Similarity-Based Metadata Browser

Rod McFarland

for CPSC 533C/Information Visualization
Dr. Tamara Munzner
The University of British Columbia
April 2003

Description of the Problem

Metadata is standardized descriptive information. Things described may be electronic media or not, and metadata formats can vary widely across media and among different standards-setting organizations. Metadata is commonly stored in XML format, with the schema defined as a DTD file.

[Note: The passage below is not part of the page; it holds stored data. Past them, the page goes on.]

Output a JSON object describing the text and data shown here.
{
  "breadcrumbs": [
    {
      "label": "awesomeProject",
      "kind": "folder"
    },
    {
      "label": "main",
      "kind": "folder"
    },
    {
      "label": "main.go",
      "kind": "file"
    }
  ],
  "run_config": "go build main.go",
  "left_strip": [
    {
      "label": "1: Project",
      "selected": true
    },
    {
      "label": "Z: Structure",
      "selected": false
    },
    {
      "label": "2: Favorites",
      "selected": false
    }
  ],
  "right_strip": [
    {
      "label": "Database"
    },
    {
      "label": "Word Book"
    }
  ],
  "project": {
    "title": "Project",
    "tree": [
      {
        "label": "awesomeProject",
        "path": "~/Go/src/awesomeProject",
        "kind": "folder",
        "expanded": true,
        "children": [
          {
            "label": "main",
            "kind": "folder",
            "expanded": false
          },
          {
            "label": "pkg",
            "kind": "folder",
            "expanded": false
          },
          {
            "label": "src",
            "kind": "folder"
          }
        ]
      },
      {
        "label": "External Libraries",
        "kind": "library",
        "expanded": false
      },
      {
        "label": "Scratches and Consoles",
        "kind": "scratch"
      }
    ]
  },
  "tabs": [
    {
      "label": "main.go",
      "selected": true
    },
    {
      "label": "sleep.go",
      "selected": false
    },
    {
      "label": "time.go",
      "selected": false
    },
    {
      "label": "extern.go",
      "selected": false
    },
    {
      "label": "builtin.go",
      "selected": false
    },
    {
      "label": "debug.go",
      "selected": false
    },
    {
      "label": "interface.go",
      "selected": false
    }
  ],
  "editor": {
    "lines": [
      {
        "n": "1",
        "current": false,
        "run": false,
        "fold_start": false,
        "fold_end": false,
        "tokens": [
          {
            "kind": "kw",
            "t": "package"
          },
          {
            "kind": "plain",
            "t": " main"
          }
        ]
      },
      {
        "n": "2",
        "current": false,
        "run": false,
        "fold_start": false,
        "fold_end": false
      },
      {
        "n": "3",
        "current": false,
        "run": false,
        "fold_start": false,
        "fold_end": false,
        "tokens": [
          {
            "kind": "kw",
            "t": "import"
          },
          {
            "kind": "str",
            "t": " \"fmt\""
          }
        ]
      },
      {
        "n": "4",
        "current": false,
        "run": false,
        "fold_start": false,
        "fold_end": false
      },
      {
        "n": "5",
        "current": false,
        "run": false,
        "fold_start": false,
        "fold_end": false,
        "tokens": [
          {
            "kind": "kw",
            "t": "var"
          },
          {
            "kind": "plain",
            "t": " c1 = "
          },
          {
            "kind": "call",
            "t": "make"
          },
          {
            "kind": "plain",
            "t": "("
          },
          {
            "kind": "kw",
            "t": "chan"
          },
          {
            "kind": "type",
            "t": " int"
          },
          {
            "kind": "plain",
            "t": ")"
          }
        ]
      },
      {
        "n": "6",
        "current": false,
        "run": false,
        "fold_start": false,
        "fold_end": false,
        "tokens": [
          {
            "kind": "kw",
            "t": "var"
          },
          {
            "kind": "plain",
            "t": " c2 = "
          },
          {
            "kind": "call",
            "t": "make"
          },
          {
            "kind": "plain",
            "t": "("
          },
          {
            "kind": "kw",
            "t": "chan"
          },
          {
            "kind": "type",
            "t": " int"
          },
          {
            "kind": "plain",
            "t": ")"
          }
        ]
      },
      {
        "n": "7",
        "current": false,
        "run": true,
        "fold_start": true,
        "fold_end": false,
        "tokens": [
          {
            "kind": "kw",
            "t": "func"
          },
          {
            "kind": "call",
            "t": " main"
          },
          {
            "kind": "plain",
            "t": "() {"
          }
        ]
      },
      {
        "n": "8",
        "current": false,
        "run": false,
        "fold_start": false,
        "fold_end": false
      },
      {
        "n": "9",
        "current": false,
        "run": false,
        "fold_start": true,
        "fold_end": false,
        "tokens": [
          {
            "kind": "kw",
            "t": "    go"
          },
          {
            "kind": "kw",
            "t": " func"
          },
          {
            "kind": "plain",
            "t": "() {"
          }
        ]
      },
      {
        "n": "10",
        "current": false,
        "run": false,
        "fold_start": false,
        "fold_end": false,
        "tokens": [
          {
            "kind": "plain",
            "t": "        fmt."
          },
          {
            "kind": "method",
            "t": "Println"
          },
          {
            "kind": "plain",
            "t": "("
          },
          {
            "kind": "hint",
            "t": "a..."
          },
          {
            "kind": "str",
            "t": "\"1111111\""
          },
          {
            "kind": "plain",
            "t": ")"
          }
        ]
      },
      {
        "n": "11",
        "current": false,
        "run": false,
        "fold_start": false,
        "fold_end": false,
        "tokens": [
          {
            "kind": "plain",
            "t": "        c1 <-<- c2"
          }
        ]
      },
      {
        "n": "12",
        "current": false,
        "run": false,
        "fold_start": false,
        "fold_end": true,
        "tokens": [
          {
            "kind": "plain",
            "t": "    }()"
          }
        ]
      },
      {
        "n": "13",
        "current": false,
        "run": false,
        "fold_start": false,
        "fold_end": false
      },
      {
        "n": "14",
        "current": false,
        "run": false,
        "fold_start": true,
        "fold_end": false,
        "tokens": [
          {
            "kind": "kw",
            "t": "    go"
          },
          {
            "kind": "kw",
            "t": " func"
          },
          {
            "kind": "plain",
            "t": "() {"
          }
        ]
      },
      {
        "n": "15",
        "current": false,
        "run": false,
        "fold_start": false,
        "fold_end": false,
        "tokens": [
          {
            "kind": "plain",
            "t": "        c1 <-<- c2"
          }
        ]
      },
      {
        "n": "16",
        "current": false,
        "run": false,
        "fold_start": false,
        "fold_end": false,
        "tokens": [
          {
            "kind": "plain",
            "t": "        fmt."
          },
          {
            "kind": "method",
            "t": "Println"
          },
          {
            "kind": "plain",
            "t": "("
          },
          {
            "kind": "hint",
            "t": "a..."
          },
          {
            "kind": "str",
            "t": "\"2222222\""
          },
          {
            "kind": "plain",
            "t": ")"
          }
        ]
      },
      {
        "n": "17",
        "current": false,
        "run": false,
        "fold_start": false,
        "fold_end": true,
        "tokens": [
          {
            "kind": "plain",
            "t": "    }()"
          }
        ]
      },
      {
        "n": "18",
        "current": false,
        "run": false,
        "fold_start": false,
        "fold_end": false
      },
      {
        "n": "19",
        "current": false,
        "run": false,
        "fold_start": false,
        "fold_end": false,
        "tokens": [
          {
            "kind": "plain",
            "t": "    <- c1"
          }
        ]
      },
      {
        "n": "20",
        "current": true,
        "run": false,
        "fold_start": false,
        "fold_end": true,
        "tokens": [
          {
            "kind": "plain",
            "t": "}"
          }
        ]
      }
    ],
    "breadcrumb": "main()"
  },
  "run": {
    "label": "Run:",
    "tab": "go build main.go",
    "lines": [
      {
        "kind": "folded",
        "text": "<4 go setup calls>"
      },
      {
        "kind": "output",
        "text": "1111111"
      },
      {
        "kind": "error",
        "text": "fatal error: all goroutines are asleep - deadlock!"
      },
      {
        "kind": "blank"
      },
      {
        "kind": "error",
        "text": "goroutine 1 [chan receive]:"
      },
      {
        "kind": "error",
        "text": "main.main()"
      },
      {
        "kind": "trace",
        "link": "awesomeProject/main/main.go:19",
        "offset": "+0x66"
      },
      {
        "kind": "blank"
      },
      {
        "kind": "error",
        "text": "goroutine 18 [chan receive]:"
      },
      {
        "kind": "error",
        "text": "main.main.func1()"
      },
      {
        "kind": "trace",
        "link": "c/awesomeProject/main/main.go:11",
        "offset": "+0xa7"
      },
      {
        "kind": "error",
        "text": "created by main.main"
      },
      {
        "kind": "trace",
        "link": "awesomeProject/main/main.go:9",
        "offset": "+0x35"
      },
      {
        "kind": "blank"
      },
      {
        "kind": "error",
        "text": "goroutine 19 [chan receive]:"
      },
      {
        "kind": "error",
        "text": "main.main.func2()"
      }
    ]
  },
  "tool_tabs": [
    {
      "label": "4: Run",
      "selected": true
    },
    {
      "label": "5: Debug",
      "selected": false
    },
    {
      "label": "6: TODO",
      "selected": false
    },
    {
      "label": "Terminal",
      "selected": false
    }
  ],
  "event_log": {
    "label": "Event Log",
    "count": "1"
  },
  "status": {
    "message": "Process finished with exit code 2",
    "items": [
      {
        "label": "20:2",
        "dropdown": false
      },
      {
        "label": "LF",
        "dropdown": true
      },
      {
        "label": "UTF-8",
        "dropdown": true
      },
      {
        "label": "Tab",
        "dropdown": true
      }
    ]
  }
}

XML (eXtensible Markup Language) used as a format for data storage has some advantages over traditional database formats. Probably the features that have the most immediate application to metadata are (a) that “field” lengths are not fixed, as they would be in a traditional database; and (b) that “fields” may occur with arbitrary multiplicity, and may even contain other fields. As a concrete example, descriptive metadata for a book with multiple authors might have several author elements, and the title element might have several instances if the book were translated into different languages. This kind of flexibility is difficult to achieve with fixed-schema, fixed-field database formats such as Machine-Readable Cataloguing (MARC).

The author became exposed to XML-expressed metadata through association with a project at UBC to develop an online repository of metadata for “Learning Objects.” Learning Objects can be thought of as general teaching resources such as lesson plans, or multimedia presentations, or references to Web sites that might be used in an educational context. The descriptive standard used is CanCore, which has 56 elements, 41 of which contain data. The requirements specification of the repository included searching and browsing of learning objects. An advanced user might want to search the repository on any of the 41 data-containing elements, which presents a problem for a Web-based interface: a search form with 41 fields and associated buttons and modification fields (to handle date ranges, etc.) would be challenging to design in such a way that a user would not be daunted. This is the motivation for the course project described here.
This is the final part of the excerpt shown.